第3話 夢の中で

 京介と相棒のラムちゃんは洞窟内を彷徨っていた。ラムちゃんのお陰で何とか衣服と水分、食事を得ることができた。しかし、衣服も、食事も一時的なものだ。未だにここが何処だか分からない。京介は取り合えず洞窟からの脱出を考えていた。

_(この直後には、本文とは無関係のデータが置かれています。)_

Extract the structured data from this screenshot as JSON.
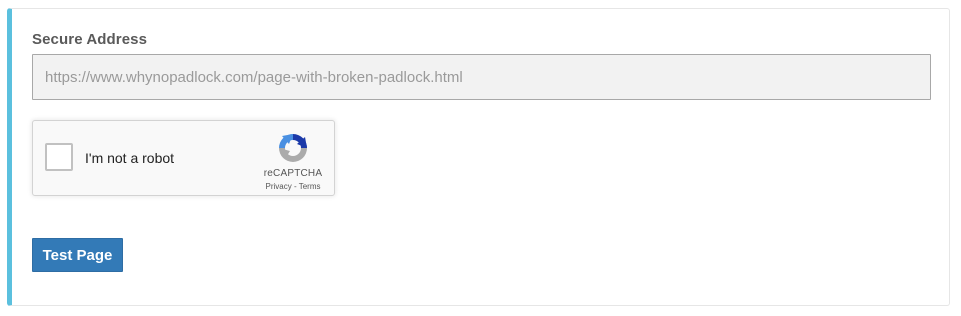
{
  "form": {
    "label": "Secure Address",
    "url_value": "https://www.whynopadlock.com/page-with-broken-padlock.html",
    "submit_label": "Test Page"
  },
  "recaptcha": {
    "label": "I'm not a robot",
    "brand": "reCAPTCHA",
    "privacy": "Privacy",
    "separator": " - ",
    "terms": "Terms",
    "icon": "recaptcha-logo-icon",
    "checked": false
  },
  "colors": {
    "card_accent": "#5bc0de",
    "button": "#337ab7",
    "input_bg": "#f2f2f2",
    "recaptcha_blue_dark": "#1c3aa9",
    "recaptcha_blue": "#4a90e2",
    "recaptcha_grey": "#ababab"
  }
}
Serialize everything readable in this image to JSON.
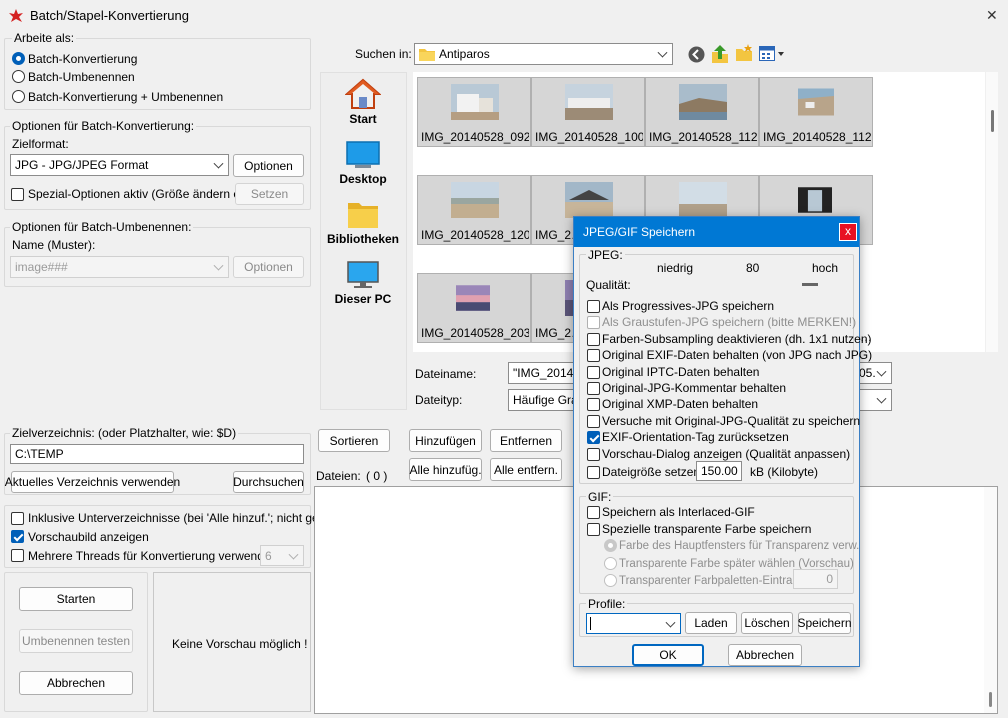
{
  "window": {
    "title": "Batch/Stapel-Konvertierung",
    "close_glyph": "✕"
  },
  "work_mode": {
    "label": "Arbeite als:",
    "options": [
      "Batch-Konvertierung",
      "Batch-Umbenennen",
      "Batch-Konvertierung + Umbenennen"
    ],
    "selected": "Batch-Konvertierung"
  },
  "convert_options": {
    "label": "Optionen für Batch-Konvertierung:",
    "format_label": "Zielformat:",
    "format_value": "JPG - JPG/JPEG Format",
    "options_button": "Optionen",
    "special_checkbox": "Spezial-Optionen aktiv (Größe ändern etc.)",
    "special_checked": false,
    "set_button": "Setzen"
  },
  "rename_options": {
    "label": "Optionen für Batch-Umbenennen:",
    "pattern_label": "Name (Muster):",
    "pattern_value": "image###",
    "options_button": "Optionen"
  },
  "target_dir": {
    "label": "Zielverzeichnis: (oder Platzhalter, wie: $D)",
    "value": "C:\\TEMP",
    "use_current_button": "Aktuelles Verzeichnis verwenden",
    "browse_button": "Durchsuchen"
  },
  "flags": {
    "subdirs": {
      "label": "Inklusive Unterverzeichnisse (bei 'Alle hinzuf.'; nicht gesp.)",
      "checked": false
    },
    "preview": {
      "label": "Vorschaubild anzeigen",
      "checked": true
    },
    "threads": {
      "label": "Mehrere Threads für Konvertierung verwenden:",
      "checked": false,
      "value": "6"
    }
  },
  "actions": {
    "start": "Starten",
    "test_rename": "Umbenennen testen",
    "cancel": "Abbrechen"
  },
  "preview_text": "Keine Vorschau möglich !",
  "browser": {
    "search_label": "Suchen in:",
    "folder": "Antiparos",
    "nav": [
      "Start",
      "Desktop",
      "Bibliotheken",
      "Dieser PC"
    ],
    "files": [
      "IMG_20140528_092…",
      "IMG_20140528_100…",
      "IMG_20140528_112…",
      "IMG_20140528_112…",
      "IMG_20140528_120…",
      "IMG_2…",
      "",
      "",
      "IMG_20140528_203…",
      "IMG_2…"
    ],
    "filename_label": "Dateiname:",
    "filename_value": "\"IMG_2014…",
    "filename_tail": "05.",
    "filetype_label": "Dateityp:",
    "filetype_value": "Häufige Grap…",
    "sort_button": "Sortieren",
    "add_button": "Hinzufügen",
    "remove_button": "Entfernen",
    "add_all_button": "Alle hinzufüg.",
    "remove_all_button": "Alle entfern.",
    "files_label": "Dateien:",
    "files_count": "( 0 )"
  },
  "dialog": {
    "title": "JPEG/GIF Speichern",
    "close_glyph": "x",
    "jpeg_label": "JPEG:",
    "low_label": "niedrig",
    "quality_value": "80",
    "high_label": "hoch",
    "quality_label": "Qualität:",
    "quality_level": 0.8,
    "jpeg_options": [
      {
        "label": "Als Progressives-JPG speichern",
        "checked": false,
        "disabled": false
      },
      {
        "label": "Als Graustufen-JPG speichern (bitte MERKEN!)",
        "checked": false,
        "disabled": true
      },
      {
        "label": "Farben-Subsampling deaktivieren (dh. 1x1 nutzen)",
        "checked": false,
        "disabled": false
      },
      {
        "label": "Original EXIF-Daten behalten (von JPG nach JPG)",
        "checked": false,
        "disabled": false
      },
      {
        "label": "Original IPTC-Daten behalten",
        "checked": false,
        "disabled": false
      },
      {
        "label": "Original-JPG-Kommentar behalten",
        "checked": false,
        "disabled": false
      },
      {
        "label": "Original XMP-Daten behalten",
        "checked": false,
        "disabled": false
      },
      {
        "label": "Versuche mit Original-JPG-Qualität zu speichern",
        "checked": false,
        "disabled": false
      },
      {
        "label": "EXIF-Orientation-Tag zurücksetzen",
        "checked": true,
        "disabled": false
      },
      {
        "label": "Vorschau-Dialog anzeigen (Qualität anpassen)",
        "checked": false,
        "disabled": false
      }
    ],
    "filesize_label": "Dateigröße setzen:",
    "filesize_checked": false,
    "filesize_value": "150.00",
    "filesize_unit": "kB (Kilobyte)",
    "gif_label": "GIF:",
    "gif_options": [
      {
        "label": "Speichern als Interlaced-GIF",
        "checked": false
      },
      {
        "label": "Spezielle transparente Farbe speichern",
        "checked": false
      }
    ],
    "transparency_options": [
      "Farbe des Hauptfensters für Transparenz verw.",
      "Transparente Farbe später wählen (Vorschau)",
      "Transparenter Farbpaletten-Eintrag:"
    ],
    "palette_value": "0",
    "profile_label": "Profile:",
    "profile_value": "",
    "load_button": "Laden",
    "delete_button": "Löschen",
    "save_button": "Speichern",
    "ok_button": "OK",
    "cancel_button": "Abbrechen"
  },
  "colors": {
    "accent": "#005fb8",
    "dialog_title": "#0078d4",
    "close_red": "#e81123"
  }
}
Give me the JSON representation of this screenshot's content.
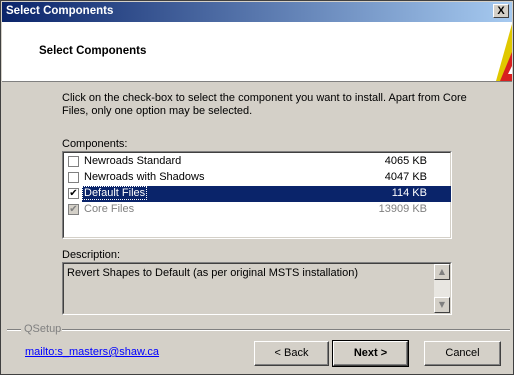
{
  "window": {
    "title": "Select Components",
    "close_label": "X"
  },
  "header": {
    "title": "Select Components"
  },
  "instructions": "Click on the check-box to select the component you want to install.  Apart from Core Files, only one option may be selected.",
  "components": {
    "label": "Components:",
    "items": [
      {
        "name": "Newroads Standard",
        "size": "4065 KB",
        "checked": false,
        "selected": false,
        "disabled": false
      },
      {
        "name": "Newroads with Shadows",
        "size": "4047 KB",
        "checked": false,
        "selected": false,
        "disabled": false
      },
      {
        "name": "Default Files",
        "size": "114 KB",
        "checked": true,
        "selected": true,
        "disabled": false
      },
      {
        "name": "Core Files",
        "size": "13909 KB",
        "checked": true,
        "selected": false,
        "disabled": true
      }
    ]
  },
  "description": {
    "label": "Description:",
    "text": "Revert Shapes to Default (as per original MSTS installation)"
  },
  "footer": {
    "group_label": "QSetup",
    "link": "mailto:s_masters@shaw.ca",
    "back_label": "< Back",
    "next_label": "Next >",
    "cancel_label": "Cancel"
  },
  "colors": {
    "title_start": "#0a246a",
    "title_end": "#a6caf0",
    "selection": "#0a246a",
    "link": "#0000ff"
  }
}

「取り合えず、外があるのは分かった。でも、あの天井まではどうやっても登れそうにないな。」


 天井は遥か高く、切り立った崖のような斜面である。壁も苔むしており到底登れそうにない。流石のラムちゃんにもこの壁は難しいようで、ラムちゃんだけであれば張り付いて2,3m登っていくことが出来たが、上に行くほど壁が反り返り岩ごと崩落してしまった。


(ここはかなり脆い地盤に出来た洞窟なのか、よく見れば草木が生い茂った辺りは周囲に崩落のあとがある。ここは上の地面が崩落してのまま、植生が育ったのかもな)


「まあ、外が有ることが分かっただけでも気持ちが楽か」

「うーんそれにしたって取り合えず体を休める場所を探さないと」


 果物を取れるだけ抱えて京介とラムちゃんは探索を再開した。ラムちゃんは京介の肩周りを陣取り周囲を見渡している。彼自身、体力はある方だが慣れない環境で長時間体を酷使しているため疲労が隠せない。時折休憩しつつラム水(ラムちゃんが浄化した水)を口にしてはいるが、そろそろゆっくり休みたい時間である。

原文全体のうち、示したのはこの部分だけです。